Plasma Emission from Ionized Air (Primary Cause) - When a meteoroid slams into the atmosphere at tens of km/s, it compresses and heats the air in front of it. The air becomes ionized plasma, which glows at specific wavelengths. The dominant emission is often green from excited atomic oxygen (similar to auroras), especially around ~90–120 km altitude. This is why bright green fireballs are so common.

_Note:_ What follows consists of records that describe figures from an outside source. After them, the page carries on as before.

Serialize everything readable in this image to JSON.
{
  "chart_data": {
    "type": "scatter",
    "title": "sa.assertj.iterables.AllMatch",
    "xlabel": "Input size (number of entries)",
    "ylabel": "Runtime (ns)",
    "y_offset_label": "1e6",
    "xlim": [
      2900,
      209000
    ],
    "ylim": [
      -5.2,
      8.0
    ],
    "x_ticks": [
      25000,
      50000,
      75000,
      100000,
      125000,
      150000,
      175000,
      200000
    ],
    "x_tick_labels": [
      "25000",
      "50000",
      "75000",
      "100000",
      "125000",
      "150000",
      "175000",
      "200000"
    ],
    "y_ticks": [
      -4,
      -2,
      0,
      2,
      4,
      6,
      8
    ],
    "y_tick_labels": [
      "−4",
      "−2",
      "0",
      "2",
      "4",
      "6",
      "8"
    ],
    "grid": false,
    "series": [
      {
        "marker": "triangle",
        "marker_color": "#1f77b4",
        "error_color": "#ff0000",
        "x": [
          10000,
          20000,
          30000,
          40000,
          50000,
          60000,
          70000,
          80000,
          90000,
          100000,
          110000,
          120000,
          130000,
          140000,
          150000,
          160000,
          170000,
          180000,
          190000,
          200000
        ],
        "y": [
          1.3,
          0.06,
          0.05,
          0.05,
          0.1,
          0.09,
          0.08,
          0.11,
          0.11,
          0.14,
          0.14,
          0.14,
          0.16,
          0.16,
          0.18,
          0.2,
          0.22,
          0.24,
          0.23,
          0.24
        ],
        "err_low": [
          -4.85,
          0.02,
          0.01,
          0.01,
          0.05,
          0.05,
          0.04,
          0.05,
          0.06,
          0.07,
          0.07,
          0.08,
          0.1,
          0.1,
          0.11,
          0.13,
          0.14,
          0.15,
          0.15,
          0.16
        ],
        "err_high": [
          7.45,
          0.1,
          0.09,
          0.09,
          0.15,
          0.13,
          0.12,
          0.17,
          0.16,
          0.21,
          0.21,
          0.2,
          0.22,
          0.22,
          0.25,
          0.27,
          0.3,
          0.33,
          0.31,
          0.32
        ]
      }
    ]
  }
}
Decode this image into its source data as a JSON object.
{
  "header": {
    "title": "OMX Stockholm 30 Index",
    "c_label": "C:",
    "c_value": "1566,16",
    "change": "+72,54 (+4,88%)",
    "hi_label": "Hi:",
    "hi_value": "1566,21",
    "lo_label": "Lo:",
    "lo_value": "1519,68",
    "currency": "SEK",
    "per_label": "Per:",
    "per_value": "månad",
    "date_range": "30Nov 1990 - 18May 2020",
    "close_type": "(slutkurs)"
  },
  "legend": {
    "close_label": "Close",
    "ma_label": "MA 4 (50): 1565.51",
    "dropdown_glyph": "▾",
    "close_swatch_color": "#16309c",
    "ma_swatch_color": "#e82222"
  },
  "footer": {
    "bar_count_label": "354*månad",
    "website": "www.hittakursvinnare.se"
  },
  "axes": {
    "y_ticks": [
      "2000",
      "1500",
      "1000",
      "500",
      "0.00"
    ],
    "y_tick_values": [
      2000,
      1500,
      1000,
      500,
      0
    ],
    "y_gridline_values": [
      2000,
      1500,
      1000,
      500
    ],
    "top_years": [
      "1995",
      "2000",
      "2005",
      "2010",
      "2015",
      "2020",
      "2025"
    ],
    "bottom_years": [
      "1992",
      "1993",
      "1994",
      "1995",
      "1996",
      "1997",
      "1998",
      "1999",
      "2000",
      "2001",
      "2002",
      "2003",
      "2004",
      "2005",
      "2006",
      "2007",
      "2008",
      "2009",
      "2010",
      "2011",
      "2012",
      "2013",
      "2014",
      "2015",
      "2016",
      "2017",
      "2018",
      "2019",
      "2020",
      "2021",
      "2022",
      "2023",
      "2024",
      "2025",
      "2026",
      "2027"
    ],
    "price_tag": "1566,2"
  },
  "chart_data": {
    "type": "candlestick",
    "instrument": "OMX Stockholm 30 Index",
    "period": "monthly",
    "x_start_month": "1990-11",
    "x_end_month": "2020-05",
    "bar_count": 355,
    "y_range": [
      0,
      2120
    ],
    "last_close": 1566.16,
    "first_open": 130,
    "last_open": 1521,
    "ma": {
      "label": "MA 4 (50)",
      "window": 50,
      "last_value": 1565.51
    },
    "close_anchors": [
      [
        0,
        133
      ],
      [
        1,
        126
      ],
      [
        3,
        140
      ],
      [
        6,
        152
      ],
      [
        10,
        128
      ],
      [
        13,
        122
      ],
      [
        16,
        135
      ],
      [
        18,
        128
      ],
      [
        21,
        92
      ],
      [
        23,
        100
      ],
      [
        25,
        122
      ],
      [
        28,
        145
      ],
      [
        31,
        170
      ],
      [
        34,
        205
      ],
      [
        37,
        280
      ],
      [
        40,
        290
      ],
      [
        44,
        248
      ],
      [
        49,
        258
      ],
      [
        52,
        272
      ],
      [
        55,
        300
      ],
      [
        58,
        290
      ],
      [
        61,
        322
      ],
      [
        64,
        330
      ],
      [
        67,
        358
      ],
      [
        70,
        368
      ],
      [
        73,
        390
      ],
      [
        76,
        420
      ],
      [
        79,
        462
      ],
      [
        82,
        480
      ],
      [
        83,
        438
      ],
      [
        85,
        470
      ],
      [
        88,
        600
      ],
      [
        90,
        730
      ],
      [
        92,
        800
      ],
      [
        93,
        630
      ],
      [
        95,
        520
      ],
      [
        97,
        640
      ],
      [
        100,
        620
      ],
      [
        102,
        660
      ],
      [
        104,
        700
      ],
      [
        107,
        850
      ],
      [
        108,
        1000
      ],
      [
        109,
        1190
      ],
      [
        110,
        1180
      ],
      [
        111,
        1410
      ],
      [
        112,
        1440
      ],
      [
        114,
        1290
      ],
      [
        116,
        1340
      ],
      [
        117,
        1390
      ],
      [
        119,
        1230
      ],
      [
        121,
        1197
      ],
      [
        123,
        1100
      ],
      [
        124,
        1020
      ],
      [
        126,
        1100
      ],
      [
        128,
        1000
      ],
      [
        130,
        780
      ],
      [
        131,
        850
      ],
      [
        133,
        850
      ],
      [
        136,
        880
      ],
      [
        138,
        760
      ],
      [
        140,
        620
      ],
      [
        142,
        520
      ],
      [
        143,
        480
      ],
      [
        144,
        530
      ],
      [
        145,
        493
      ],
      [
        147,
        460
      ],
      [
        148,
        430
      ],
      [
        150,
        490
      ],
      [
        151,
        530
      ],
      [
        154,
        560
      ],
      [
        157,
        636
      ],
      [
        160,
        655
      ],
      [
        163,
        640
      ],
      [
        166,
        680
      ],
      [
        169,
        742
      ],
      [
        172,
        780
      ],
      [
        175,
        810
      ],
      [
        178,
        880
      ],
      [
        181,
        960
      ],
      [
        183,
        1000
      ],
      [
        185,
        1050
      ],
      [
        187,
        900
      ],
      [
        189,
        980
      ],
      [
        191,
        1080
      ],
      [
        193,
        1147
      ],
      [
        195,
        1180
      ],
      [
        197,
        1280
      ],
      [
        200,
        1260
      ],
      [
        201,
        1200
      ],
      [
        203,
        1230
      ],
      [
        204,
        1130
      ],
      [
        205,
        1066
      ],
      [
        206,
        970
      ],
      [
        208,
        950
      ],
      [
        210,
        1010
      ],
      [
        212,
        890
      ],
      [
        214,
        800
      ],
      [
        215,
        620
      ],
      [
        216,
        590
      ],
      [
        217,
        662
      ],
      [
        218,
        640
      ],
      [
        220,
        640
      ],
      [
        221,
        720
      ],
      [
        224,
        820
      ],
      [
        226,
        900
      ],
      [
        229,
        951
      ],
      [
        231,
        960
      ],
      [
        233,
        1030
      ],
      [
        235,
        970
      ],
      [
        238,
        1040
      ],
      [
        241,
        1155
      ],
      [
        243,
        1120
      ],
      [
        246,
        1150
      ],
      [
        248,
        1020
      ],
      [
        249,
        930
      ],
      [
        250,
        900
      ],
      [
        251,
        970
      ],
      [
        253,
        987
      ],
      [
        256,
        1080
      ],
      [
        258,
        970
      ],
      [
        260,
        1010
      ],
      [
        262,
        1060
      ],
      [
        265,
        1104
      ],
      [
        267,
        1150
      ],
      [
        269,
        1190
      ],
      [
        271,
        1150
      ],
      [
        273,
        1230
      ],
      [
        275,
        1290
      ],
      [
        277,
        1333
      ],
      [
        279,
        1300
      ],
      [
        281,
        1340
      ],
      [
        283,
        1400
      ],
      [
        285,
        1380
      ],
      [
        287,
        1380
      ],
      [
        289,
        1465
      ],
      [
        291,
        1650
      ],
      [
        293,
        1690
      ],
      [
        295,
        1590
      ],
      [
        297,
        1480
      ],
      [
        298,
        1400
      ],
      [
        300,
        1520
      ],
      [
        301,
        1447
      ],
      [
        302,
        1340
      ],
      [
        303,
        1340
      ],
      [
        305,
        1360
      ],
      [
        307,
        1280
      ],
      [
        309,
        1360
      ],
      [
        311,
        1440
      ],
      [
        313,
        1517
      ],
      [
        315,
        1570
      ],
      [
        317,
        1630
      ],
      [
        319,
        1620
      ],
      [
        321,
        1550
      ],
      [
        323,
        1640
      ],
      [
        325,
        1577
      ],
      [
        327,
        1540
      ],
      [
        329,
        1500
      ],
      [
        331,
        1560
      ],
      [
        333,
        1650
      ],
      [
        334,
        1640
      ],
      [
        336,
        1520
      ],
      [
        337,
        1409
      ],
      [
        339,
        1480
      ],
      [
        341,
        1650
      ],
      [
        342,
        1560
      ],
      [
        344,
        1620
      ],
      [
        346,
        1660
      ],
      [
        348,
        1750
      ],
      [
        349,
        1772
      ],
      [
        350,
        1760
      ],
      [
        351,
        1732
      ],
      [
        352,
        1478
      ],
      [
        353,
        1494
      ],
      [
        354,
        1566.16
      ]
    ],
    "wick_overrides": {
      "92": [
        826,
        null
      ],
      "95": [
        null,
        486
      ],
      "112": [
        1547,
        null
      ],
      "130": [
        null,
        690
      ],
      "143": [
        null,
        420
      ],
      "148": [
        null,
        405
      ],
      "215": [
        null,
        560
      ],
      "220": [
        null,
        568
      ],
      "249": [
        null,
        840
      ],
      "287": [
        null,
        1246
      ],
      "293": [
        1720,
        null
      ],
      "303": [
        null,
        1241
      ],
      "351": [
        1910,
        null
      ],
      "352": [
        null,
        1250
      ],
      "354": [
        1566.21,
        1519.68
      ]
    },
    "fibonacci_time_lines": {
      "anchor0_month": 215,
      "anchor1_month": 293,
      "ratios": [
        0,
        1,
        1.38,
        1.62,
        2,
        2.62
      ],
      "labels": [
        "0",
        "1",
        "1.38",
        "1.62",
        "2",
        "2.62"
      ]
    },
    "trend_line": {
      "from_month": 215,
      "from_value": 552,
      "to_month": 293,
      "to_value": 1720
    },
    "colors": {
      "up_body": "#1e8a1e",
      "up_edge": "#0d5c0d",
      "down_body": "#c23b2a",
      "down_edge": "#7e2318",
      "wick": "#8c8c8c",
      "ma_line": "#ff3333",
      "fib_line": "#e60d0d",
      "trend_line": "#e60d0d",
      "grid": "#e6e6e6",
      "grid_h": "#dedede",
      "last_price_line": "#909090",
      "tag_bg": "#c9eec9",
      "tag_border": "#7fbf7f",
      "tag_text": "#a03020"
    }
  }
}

Meteor Speed and Energy - Faster meteors (e.g., Leonids at ~70 km/s) reach higher temperatures, exciting different atmospheric molecules. The temperature affects which wavelengths dominate. Cooler meteors may glow reddish or yellowish; hotter ones often look bluish-green or pure white.
Fragmentation & Density - If the meteoroid breaks apart violently, the sudden burst of plasma can briefly shift colours. Denser, slower meteors may glow more orange-red.
Metallic Emission from the Meteoroid (Secondary Role) - Some vaporized meteoroid atoms do emit light. Sodium → strong orange/yellow line. Magnesium → greenish-white. Iron → bluish-white. But this is mixed with atmospheric glow and plasma radiation, so the colours can’t be matched 1:1 to composition like the viral graphic suggests.
Why Green is Most Common - Oxygen emissions (557.7 nm green line) dominate in the upper atmosphere. The human eye is also most sensitive to green light in the dark, so even when the spectrum is mixed, we often perceive meteors as green. Sodium (orange-yellow) also contributes, but usually only in bursts or flares.
In short: Meteor colour is a combination of atmospheric chemistry, plasma physics, meteoroid speed, and human eye sensitivity — not just the rock’s chemical makeup.